Back in February 2009, Paul Graham shared the lessons he’d learned from a side project of his – social news website Hacker News.  I’ve read it back then, of course, but once again someone pointed out to me the value of that article and I went back.  It is a must read for any web developer or even anyone who  participates in online discussions, social networks, or just maintains a blog.  Here is my favorite section that explains bad comments.

There are two main kinds of badness in comments: meanness and stupidity. There is a lot of overlap between the two—mean comments are disproportionately likely also to be dumb—but the strategies for dealing with them are different. Meanness is easier to control. You can have rules saying one shouldn’t be mean, and if you enforce them it seems possible to keep a lid on meanness.

Keeping a lid on stupidity is harder, perhaps because stupidity is not so easily distinguishable. Mean people are more likely to know they’re being mean than stupid people are to know they’re being stupid.

The most dangerous form of stupid comment is not the long but mistaken argument, but the dumb joke. Long but mistaken arguments are actually quite rare. There is a strong correlation between comment quality and length; if you wanted to compare the quality of comments on community sites, average length would be a good predictor. Probably the cause is human nature rather than anything specific to comment threads. Probably it’s simply that stupidity more often takes the form of having few ideas than wrong ones.

Whatever the cause, stupid comments tend to be short. And since it’s hard to write a short comment that’s distinguished for the amount of information it conveys, people try to distinguish them instead by being funny. The most tempting format for stupid comments is the supposedly witty put-down, probably because put-downs are the easiest form of humor. [5] So one advantage of forbidding meanness is that it also cuts down on these.

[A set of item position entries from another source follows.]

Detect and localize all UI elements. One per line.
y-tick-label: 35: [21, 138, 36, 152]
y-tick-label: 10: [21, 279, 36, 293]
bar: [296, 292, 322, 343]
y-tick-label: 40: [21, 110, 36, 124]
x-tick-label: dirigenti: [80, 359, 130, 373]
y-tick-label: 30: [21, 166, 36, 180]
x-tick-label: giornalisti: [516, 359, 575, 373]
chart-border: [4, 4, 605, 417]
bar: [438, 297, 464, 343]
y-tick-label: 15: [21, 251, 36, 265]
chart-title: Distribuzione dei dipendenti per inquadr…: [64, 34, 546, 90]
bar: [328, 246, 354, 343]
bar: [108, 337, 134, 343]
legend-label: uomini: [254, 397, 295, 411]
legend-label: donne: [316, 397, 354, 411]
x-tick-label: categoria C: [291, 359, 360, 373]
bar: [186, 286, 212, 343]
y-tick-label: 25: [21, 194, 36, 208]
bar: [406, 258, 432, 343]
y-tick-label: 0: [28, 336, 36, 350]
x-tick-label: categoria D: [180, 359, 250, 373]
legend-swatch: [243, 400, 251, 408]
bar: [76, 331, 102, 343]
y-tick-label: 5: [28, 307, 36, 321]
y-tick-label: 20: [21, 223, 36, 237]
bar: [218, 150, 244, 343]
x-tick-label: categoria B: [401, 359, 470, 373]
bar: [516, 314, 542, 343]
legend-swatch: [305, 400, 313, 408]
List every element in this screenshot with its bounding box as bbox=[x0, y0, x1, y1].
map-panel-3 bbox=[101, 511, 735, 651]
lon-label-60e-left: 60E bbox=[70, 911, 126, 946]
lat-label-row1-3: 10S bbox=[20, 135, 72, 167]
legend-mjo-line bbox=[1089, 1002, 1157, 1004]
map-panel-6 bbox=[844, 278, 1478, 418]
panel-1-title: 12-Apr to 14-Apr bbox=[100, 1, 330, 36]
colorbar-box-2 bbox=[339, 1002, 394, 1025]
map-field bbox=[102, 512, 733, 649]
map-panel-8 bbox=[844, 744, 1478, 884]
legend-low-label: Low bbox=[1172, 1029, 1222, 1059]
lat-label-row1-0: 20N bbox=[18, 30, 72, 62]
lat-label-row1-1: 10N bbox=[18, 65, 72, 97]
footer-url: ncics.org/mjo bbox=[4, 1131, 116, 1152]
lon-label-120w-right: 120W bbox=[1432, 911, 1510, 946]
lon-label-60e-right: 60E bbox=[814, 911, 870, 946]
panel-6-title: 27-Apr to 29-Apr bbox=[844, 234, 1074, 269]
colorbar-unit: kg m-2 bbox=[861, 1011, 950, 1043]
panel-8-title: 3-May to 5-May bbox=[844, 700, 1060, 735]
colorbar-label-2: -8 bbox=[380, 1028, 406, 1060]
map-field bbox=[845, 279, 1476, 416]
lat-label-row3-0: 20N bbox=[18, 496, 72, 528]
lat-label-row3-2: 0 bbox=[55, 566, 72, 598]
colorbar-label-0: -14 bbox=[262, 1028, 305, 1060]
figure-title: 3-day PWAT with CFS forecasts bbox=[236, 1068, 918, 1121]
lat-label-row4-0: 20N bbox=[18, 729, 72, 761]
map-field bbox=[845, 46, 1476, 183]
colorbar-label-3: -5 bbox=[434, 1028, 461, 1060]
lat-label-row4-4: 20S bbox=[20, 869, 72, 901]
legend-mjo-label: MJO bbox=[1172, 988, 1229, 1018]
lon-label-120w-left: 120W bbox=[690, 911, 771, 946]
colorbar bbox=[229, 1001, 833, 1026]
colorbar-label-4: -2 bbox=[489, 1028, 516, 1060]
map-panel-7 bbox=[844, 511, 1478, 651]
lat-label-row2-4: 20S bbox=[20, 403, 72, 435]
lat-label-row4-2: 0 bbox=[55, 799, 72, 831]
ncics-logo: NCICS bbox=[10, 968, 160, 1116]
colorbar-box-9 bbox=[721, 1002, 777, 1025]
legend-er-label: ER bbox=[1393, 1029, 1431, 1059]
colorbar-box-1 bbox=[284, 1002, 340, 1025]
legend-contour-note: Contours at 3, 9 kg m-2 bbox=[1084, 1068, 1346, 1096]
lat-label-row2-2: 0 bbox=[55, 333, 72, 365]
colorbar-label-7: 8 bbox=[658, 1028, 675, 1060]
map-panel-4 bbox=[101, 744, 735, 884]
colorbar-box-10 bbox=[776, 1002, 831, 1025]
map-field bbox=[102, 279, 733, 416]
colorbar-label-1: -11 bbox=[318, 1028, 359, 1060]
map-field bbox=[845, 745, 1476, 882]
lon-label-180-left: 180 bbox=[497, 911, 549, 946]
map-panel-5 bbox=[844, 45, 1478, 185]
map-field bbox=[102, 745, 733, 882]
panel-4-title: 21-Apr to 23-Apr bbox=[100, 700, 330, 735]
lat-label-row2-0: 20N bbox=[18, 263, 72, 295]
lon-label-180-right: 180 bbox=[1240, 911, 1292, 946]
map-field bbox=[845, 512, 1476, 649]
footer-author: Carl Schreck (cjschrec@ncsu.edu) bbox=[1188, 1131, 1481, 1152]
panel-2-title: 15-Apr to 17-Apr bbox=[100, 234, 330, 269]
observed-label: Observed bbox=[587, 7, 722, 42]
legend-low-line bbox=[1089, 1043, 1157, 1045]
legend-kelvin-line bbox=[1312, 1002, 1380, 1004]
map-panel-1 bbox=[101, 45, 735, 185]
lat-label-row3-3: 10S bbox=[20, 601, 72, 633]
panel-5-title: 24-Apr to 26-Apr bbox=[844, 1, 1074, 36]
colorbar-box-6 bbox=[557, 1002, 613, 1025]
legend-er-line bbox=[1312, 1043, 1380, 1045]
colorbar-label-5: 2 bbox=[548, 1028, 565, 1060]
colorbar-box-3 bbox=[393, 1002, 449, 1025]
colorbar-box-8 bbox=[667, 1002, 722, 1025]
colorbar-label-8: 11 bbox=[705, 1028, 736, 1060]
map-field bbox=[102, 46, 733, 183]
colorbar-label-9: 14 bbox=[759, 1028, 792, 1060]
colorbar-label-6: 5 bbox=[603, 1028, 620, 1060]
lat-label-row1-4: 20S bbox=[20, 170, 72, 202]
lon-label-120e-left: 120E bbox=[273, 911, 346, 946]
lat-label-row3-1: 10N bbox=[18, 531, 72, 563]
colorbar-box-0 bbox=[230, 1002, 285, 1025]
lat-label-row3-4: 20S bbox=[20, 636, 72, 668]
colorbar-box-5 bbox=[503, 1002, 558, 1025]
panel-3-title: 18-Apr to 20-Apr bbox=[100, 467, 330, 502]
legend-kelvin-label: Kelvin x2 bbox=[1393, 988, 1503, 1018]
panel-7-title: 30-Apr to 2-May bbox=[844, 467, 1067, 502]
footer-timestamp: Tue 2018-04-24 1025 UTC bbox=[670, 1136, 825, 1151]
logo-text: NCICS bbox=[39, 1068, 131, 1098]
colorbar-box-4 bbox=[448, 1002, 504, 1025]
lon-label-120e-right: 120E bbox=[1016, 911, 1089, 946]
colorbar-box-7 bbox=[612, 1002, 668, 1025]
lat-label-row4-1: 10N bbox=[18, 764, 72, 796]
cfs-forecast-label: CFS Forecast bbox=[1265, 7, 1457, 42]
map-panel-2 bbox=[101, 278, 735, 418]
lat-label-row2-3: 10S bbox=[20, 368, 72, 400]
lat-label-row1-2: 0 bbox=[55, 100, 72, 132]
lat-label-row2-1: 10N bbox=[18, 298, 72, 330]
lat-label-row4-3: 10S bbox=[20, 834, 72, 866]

Bad comments are like kudzu: they take over rapidly. Comments have much more effect on new comments than submissions have on new submissions. If someone submits a lame article, the other submissions don’t all become lame. But if someone posts a stupid comment on a thread, that sets the tone for the region around it. People reply to dumb jokes with dumb jokes.

Maybe the solution is to add a delay before people can respond to a comment, and make the length of the delay inversely proportional to some prediction of its quality. Then dumb threads would grow slower.